The complexity of biological systems, in and of itself, is evidence for design. Information requires intelligence, and the information systems we find in organisms, from bacteria to human beings, require a supreme intelligence, far beyond the concerted efforts of the best human minds to comprehend. Information that changes over time while still maintaining its integrity – that in a real sense evolves – requires intelligence of an even higher order.
Recolonisation theory integrates the evidence by understanding the fossil sequence as one which traces the recovery of life from a disaster that almost completely destroyed it. The advantage of this point of view is that one is free to follow the evidence wherever it leads. Although the living world resists being ordered into a single tree, where the boundaries between trees should be drawn is not always clear. There are no rules. Some organisms changed very little over geological time; others changed a great deal. Recolonisation provides the narrative within which the evidence can be interpreted case by case, without having to push it further than it will go.
Degrees of destruction
However, there is one respect in which recolonisation theory is more extreme than either of the other positions. Creationists postulate a global Flood, albeit not so violent that animals could not survive the seas that deposited mile upon mile of sediment to leave footprints in layer after layer. Evolutionists postulate average sedimentation rates of the order of 0.0001 mm per day but they also document occasional asteroids falling on the Earth, mass extinctions, and volcanic events that covered vast areas in basalts more than a mile thick.

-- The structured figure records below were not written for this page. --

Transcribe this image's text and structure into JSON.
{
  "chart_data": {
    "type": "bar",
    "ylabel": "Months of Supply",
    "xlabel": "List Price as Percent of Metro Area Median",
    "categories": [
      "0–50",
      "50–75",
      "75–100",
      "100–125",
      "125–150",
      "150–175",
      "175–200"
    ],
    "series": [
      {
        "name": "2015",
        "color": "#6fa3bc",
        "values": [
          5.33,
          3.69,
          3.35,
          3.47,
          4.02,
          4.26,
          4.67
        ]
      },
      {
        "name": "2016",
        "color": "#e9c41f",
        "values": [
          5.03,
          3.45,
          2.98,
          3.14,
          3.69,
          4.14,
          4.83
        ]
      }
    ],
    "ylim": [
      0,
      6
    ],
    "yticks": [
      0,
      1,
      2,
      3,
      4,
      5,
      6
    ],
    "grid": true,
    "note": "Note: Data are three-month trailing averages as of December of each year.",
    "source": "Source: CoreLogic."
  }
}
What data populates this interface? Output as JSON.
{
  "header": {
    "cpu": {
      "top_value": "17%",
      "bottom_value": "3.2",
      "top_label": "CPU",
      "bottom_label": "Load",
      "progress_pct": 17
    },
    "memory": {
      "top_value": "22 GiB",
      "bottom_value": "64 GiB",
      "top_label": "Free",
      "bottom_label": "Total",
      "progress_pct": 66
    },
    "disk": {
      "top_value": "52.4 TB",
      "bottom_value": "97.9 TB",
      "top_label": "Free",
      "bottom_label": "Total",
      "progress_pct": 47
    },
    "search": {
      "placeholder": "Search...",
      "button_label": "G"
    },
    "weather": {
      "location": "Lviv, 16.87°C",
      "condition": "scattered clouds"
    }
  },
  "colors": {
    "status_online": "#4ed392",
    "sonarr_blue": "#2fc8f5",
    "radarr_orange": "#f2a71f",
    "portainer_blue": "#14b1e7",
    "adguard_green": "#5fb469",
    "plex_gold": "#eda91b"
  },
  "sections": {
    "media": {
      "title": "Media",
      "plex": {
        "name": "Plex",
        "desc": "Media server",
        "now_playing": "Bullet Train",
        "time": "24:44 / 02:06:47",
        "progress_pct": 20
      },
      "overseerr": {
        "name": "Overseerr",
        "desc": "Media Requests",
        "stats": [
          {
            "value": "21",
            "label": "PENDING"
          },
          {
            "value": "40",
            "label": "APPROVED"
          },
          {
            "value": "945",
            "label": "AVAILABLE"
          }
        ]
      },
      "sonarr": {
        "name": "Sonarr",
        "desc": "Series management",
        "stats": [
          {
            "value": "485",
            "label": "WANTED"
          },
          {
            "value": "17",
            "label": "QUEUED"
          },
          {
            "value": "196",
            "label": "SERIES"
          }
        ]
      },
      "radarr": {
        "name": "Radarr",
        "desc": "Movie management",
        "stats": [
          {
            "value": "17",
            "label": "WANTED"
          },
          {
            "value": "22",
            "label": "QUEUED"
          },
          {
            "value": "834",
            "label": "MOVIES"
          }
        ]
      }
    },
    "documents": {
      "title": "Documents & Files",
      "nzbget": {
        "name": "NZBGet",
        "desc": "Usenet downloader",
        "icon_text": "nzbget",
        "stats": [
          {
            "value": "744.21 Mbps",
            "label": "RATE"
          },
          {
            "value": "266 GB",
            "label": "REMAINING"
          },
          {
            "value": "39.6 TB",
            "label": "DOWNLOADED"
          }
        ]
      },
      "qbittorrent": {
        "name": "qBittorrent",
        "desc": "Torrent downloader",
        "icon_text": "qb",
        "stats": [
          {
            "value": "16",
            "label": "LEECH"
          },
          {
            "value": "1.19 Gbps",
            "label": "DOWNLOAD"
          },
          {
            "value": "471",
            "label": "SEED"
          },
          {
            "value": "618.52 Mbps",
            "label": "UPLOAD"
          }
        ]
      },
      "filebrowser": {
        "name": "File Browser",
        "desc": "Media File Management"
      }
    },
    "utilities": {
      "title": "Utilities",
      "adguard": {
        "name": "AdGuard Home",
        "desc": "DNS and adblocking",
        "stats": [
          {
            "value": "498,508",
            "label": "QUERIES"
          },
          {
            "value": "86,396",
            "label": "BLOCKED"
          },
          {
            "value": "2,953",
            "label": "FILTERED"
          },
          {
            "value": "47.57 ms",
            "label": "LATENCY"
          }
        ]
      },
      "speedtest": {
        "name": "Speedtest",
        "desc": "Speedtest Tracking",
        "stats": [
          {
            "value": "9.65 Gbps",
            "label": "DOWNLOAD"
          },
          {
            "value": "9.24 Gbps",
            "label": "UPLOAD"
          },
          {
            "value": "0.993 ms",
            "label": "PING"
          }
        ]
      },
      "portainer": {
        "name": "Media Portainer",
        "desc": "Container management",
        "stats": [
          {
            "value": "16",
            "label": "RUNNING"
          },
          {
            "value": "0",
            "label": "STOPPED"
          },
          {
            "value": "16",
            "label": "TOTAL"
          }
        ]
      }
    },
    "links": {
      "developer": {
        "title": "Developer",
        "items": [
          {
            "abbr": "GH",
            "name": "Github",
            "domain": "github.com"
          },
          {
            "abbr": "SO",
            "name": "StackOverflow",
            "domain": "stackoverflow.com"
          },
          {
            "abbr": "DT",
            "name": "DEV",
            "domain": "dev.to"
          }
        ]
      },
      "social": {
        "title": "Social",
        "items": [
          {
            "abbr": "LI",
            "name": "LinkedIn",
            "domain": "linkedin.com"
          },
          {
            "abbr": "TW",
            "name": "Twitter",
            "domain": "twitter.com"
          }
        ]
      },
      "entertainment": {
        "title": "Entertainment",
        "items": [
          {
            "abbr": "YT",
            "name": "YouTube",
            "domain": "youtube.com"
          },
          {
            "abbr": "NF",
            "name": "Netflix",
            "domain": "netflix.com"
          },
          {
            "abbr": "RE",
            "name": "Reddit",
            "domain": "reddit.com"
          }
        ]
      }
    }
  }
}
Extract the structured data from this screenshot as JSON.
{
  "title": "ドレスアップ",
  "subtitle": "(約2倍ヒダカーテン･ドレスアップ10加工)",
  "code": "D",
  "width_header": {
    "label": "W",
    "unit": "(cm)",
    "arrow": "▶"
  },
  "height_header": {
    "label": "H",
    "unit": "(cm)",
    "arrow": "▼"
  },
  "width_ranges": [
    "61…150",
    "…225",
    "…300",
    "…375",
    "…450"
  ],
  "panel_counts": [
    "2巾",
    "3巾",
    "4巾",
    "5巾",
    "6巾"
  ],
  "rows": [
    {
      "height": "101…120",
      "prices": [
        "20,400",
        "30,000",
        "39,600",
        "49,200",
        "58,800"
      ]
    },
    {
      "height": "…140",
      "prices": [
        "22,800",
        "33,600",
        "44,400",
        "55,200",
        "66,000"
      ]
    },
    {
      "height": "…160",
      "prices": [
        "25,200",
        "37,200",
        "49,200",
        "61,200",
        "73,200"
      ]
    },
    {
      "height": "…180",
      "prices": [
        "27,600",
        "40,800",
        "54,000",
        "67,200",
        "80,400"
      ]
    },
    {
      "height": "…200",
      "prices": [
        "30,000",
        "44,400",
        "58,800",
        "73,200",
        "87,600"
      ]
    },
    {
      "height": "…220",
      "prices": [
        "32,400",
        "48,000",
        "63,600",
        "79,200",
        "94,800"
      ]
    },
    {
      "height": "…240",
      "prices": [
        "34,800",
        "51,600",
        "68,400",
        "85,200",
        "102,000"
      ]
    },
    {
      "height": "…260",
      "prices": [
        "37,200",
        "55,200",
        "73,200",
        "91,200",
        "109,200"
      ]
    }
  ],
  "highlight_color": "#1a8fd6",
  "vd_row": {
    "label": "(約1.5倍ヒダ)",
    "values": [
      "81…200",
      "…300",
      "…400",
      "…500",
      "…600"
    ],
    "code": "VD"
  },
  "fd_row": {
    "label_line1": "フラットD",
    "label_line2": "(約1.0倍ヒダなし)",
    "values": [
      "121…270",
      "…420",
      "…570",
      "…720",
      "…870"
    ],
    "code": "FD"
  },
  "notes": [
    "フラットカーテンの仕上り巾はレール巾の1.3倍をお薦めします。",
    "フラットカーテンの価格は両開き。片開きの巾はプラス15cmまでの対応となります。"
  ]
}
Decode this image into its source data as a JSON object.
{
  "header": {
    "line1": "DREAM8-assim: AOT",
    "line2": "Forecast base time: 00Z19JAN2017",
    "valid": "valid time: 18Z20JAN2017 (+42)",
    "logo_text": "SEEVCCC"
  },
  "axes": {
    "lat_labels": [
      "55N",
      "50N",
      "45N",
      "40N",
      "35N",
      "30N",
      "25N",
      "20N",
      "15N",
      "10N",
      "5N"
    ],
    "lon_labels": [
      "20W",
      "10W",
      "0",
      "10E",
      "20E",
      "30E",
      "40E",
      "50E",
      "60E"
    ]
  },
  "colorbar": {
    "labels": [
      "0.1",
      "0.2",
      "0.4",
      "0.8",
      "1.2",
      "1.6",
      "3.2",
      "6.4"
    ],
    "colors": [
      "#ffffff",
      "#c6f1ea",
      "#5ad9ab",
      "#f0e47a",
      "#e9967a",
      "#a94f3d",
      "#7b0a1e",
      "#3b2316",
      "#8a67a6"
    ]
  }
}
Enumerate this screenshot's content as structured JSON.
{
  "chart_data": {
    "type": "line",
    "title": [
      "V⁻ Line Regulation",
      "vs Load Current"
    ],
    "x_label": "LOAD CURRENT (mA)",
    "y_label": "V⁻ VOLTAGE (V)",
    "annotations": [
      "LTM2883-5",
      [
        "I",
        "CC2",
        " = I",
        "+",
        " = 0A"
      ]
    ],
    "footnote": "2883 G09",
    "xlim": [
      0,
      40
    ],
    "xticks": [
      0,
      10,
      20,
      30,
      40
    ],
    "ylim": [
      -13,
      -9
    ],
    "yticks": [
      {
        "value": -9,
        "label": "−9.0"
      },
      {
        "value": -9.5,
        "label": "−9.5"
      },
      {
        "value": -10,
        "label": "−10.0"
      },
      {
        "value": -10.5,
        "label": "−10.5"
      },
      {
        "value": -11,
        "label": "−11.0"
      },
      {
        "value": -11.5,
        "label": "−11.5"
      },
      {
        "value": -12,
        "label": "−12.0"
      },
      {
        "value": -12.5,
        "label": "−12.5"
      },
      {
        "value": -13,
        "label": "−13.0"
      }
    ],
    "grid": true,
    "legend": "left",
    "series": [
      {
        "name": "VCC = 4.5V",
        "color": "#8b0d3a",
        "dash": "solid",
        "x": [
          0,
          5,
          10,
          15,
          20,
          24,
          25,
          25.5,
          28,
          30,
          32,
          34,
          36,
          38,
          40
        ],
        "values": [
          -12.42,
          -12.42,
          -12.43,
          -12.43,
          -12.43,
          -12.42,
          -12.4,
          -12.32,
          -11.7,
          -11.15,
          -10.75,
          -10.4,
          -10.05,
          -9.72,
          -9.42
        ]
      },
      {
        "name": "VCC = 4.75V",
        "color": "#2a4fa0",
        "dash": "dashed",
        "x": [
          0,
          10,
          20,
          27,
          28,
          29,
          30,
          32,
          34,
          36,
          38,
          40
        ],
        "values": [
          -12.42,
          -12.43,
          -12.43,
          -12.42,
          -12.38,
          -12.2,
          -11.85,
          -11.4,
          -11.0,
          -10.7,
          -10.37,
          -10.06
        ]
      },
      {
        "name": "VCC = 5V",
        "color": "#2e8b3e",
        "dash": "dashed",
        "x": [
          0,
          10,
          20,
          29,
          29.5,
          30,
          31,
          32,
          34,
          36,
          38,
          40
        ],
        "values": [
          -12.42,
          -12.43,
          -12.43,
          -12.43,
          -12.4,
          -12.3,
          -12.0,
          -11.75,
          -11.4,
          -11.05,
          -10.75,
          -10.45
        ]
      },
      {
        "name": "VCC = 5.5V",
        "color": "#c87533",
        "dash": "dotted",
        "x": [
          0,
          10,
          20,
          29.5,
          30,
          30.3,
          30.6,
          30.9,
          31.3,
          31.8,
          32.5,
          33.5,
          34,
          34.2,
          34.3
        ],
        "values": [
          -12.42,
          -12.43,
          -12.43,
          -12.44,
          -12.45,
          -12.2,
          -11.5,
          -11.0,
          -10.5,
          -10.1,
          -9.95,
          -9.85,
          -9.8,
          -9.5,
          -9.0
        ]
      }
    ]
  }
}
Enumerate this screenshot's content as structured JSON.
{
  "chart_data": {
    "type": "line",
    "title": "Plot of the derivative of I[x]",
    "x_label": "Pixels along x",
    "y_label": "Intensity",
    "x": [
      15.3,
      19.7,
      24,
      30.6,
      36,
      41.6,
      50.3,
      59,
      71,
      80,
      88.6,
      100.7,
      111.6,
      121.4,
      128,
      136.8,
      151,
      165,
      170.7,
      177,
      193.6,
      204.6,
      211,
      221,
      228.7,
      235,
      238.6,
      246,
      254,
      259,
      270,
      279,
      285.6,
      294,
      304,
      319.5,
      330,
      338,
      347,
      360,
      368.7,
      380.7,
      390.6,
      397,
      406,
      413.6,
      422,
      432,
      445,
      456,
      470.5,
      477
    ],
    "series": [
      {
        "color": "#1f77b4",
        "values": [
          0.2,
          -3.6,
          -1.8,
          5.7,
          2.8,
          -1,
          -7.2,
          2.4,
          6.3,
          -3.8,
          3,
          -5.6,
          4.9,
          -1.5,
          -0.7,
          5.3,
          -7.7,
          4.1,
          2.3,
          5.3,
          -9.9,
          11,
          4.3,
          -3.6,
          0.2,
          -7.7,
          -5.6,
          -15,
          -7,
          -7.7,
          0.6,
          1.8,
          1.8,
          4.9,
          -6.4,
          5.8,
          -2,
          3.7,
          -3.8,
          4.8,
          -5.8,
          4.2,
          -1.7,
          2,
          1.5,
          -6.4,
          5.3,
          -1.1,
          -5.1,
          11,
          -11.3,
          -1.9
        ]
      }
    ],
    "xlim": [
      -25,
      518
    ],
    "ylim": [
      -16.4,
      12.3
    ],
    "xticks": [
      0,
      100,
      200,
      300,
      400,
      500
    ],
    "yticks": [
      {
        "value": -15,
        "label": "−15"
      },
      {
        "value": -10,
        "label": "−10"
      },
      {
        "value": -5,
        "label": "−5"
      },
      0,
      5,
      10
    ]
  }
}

Recolonisation theory has a still more extreme scenario, where at the very beginning of geological history the planet was engulfed by water and pummelled by asteroids. In the course of a few weeks mammals, reptiles and everything inbetween all perished, together with the land they lived on, their world buried under so much erupting granite that it merged into the melting mantle.
The facts on which this scenario is based are the same for everyone: intense bombardment of the inner solar system at the beginning of history by objects that left craters the size of continents, the absence of terrestrial rocks from this period, the ubiquity of water. So what stops the geological community from coming to the same deduction?
The biggest hurdles are the very issues we have been discussing: the habit of interpreting all phenomena so as to conform to a timescale in which even recovery from a mass extinction can take millions of years, and the assumption that all biological change must be part of the story of how a primeval soup of chemicals evolved into man. Both these perspectives are open to question. Overcome these hurdles, and the scenario of a mass extinction event, recovery from which is the entire theme of Earth history, becomes obvious enough.
When it comes to interpreting Earth history, being a moderate, it seems, is not an option.